The next morning S'kith had to be physically prevented from doing his bioenhancement rituals on being told that he had to get into the saddle again. He was surprised to discover that, except for the places where he was rubbed raw, it wasn't, after the first few minutes, as bad as yesterday. But, in those first few minutes, he did wonder whether he had been rescued, or whether this was just a slower and more painful way of killing him.
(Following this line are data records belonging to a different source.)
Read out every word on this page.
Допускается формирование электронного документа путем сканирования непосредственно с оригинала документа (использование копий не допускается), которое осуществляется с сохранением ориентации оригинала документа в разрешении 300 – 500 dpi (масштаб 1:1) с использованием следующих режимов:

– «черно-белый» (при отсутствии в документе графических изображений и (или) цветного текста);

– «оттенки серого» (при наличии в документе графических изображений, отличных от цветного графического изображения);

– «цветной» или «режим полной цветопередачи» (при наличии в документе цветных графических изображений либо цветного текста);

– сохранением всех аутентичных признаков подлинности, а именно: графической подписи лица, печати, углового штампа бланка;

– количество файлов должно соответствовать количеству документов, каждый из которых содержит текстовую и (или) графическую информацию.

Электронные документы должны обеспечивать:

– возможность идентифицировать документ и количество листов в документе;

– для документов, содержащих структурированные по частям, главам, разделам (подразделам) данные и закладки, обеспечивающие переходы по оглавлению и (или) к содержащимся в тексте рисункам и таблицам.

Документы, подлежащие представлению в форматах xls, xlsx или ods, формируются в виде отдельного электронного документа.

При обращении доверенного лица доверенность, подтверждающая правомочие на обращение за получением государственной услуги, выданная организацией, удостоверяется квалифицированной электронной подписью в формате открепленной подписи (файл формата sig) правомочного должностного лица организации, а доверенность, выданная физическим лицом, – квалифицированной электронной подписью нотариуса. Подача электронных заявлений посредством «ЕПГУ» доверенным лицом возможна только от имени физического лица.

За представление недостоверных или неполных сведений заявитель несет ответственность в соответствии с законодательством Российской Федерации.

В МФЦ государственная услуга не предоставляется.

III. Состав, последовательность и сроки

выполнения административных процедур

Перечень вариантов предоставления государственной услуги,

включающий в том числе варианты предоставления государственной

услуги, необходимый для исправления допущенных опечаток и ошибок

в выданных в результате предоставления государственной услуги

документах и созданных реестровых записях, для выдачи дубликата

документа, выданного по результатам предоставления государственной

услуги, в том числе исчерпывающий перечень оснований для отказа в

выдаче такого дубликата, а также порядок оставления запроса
Several nights later she had come to his bed. S'kith had then had to come to terms with the fact that he hadn't known much about sex either.

* * *

The house was purring like a contented cat. A shaft of dusty sunlight poured lazily through the high window to splash and puddle on the soft colors of the rag rug on the floor next to her. The bed was soft and full of sleepy warmth. For a while Shael just lay there, fearful that opening her half-lidded eyes might shatter the illusion of comfort and security in which her dream had surrounded her. Tendrils of a scent sweeter than all the rare perfumes of Ta'aa—the smell of frying bacon and mushrooms—called to her stomach. It growled at her; it wasn't worried about shattering illusions.